Grad school is wicked time consuming! This blog is currently on hold as the semester grinds on!

Thursday, September 23, 2010

Deuteronomy 31: Confronting Moses' death

Deuteronomy 31: Joshua Becomes Moses' Successor / The Law to be Read Every Seventh Year / Moses and Joshua Receive God's Charge

Soon the 120-year-old Moses is to die. Before he does, there is some business to take care of.

Joshua Becomes Moses' Successor: Deuteronomy 31.1-8
Moses, if you recall, has been dictating God's law to Israel for the entire book of Deuteronomy. Here he finishes an old man - not old because he spoke so long, but because he is blessed by the Lord with a long life. Yet because of the iniquity of the people he will not enter the promised land. It is God that will lead the Israelites across the Jordan and God that will ensure the Israelites destroy the people living there, just as God did to Sihon and Og. Moses urges his audience to have no fear, because the Lord is with them and will not forsake them.

Moses the charges Joshua to be strong and bold, because he will lead the people into the Land. [Joshua will take the place of Moses as the mouthpiece of God to th Israelites.] The Lord is with him and will not forsake him.

The Law to be Read Every Seventh Year: Deuteronomy 31.9-13
Moses then writes down the law he dictated to the Israelites. he gives it to the Levites, who carry it to the ark of the covenant and the elders of Israel.

Moses commands that the book of the law should be read every seventh year at the festival of booths, when all of Israel appears before God in the place of consolidated worship.

[The reading of the law every seven years is an attempt to ensure that the commandments are all fresh in the minds of the Israelites, and obeyed. Of course, seven years is a long time...]

Moses and Joshua Receive God's Charge: Deuteronomy 31.14-29
The Lord tells Moses that Moses will soon die, and that Joshua should be brought to the tent of meeting, so that he may be commissioned [as Moses was]. The Lord appears at the tent in a pillar of cloud, the traditional representation of God throughout Israel's journey through the wilderness.

God tells Moses that after his death, the people will begin to fall away from God. They will eat their fill and grow fat and complacent. They will turn to other Gods. In that time, the Lord will turn away from the people. The Lord therefore gives Moses a song to teach the people, that will be passed down through the generations. When the people sing this song, they will remember their broken covenant with the Lord.

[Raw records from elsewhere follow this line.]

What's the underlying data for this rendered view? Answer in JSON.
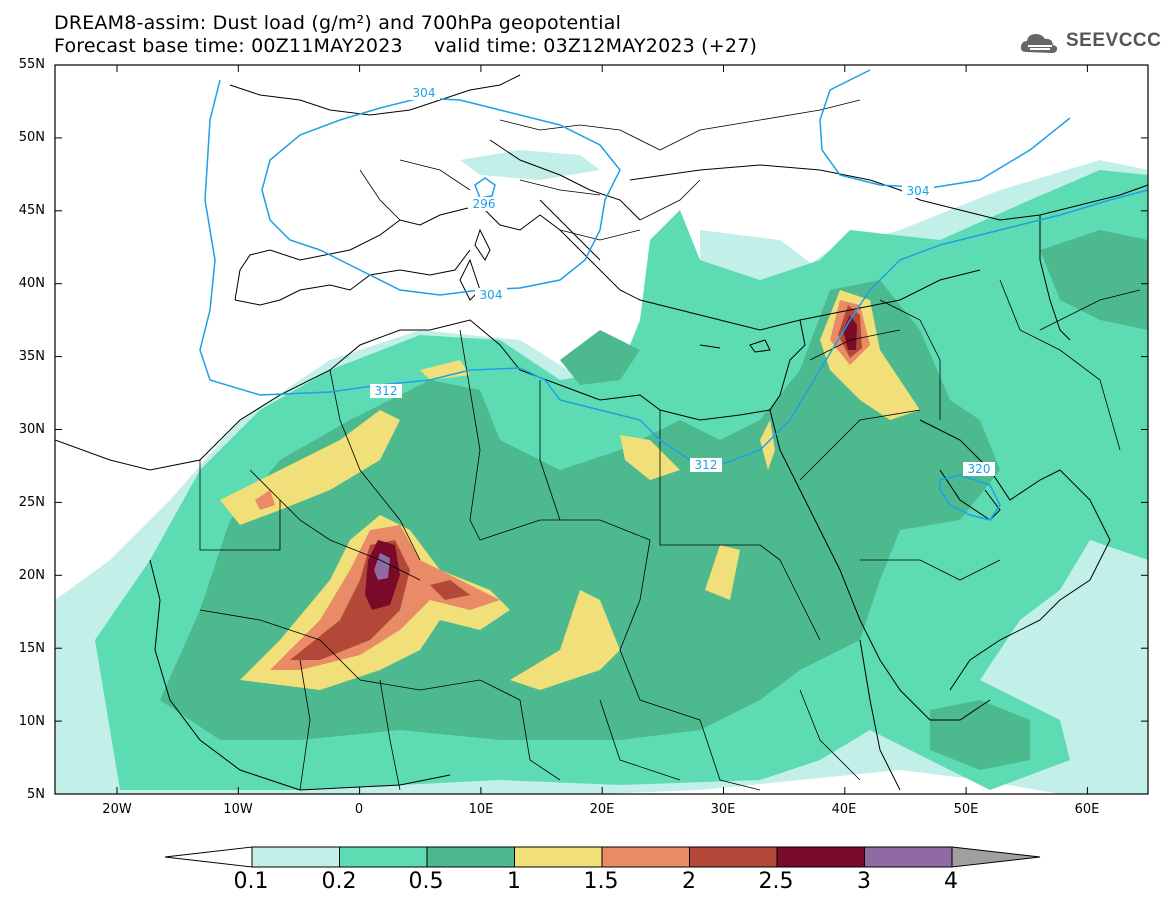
{
  "header": {
    "title_line1": "DREAM8-assim: Dust load (g/m²) and 700hPa geopotential",
    "title_line2": "Forecast base time: 00Z11MAY2023     valid time: 03Z12MAY2023 (+27)",
    "logo_text": "SEEVCCC"
  },
  "map": {
    "lat_labels": [
      "55N",
      "50N",
      "45N",
      "40N",
      "35N",
      "30N",
      "25N",
      "20N",
      "15N",
      "10N",
      "5N"
    ],
    "lon_labels": [
      "20W",
      "10W",
      "0",
      "10E",
      "20E",
      "30E",
      "40E",
      "50E",
      "60E"
    ],
    "contour_labels": [
      "304",
      "296",
      "304",
      "304",
      "312",
      "312",
      "320"
    ],
    "colors": {
      "c1": "#c2f0e8",
      "c2": "#5ddcb4",
      "c3": "#4cb98f",
      "c4": "#f1e07a",
      "c5": "#e98b66",
      "c6": "#b34838",
      "c7": "#7a0a2a",
      "c8": "#8f6aa3",
      "contour": "#1ea0e6",
      "border": "#000000"
    }
  },
  "colorbar": {
    "labels": [
      "0.1",
      "0.2",
      "0.5",
      "1",
      "1.5",
      "2",
      "2.5",
      "3",
      "4"
    ],
    "colors": [
      "#c2f0e8",
      "#5ddcb4",
      "#4cb98f",
      "#f1e07a",
      "#e98b66",
      "#b34838",
      "#7a0a2a",
      "#8f6aa3"
    ],
    "under_color": "#ffffff",
    "over_color": "#a0a0a0"
  }
}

The Lord then commissions Joshua son of Nun: "Be strong and bold, for you shall bring the Israelites into the land that I promised them; I will be with you" (Deut. 31.23). This seems to stand in contrast to what God just said, and perhaps God realizes this. A leader can only do so much, after all, in leading the people. The people themselves must want to follow God and there is only so much that God can do to sustain their fidelity.

When Moses finishes the writing of the law, he gives it to the Levites to put beside the ark of the covenant. But you know this already. Why does the bible repeat itself? In this instance it is to clarify something. The first time this story is told the phrasing goes: "Then Moses wrote down this law" (Deut. 31.9). The second time the phrasing goes: "When Moses had finished writing down in a book the words of this law to the very end" (Deut. 31.24). In the second verse the emphasis is on the fact that Moses wrote down these words to the very end. If we assume that what he wrote comprises the book of Deuteronomy, then Moses would have had to write the story of his own death. And indeed, there is a tradition that champions this idea, and also that Moses wrote the entire Torah by himself. Nowhere does the bible explicitly state this. Nevertheless, the idea commanded quite a following until very recently.

The reason the book is to be placed beside the ark of the covenant is that it is to remain as a witness. Moses calls the people out on being rebellious - and imagines how much more rebellious they will be after he is gone. Moses then calls for the elders and officials to be assembled, that he may recite the words of the law to them, as a way to guard against corruption. The witness Moses calls for this is the heaven and the earth, which just so happens to be the witness called to witness the covenant that closed in yesterday's post.

Funny how things work out like that.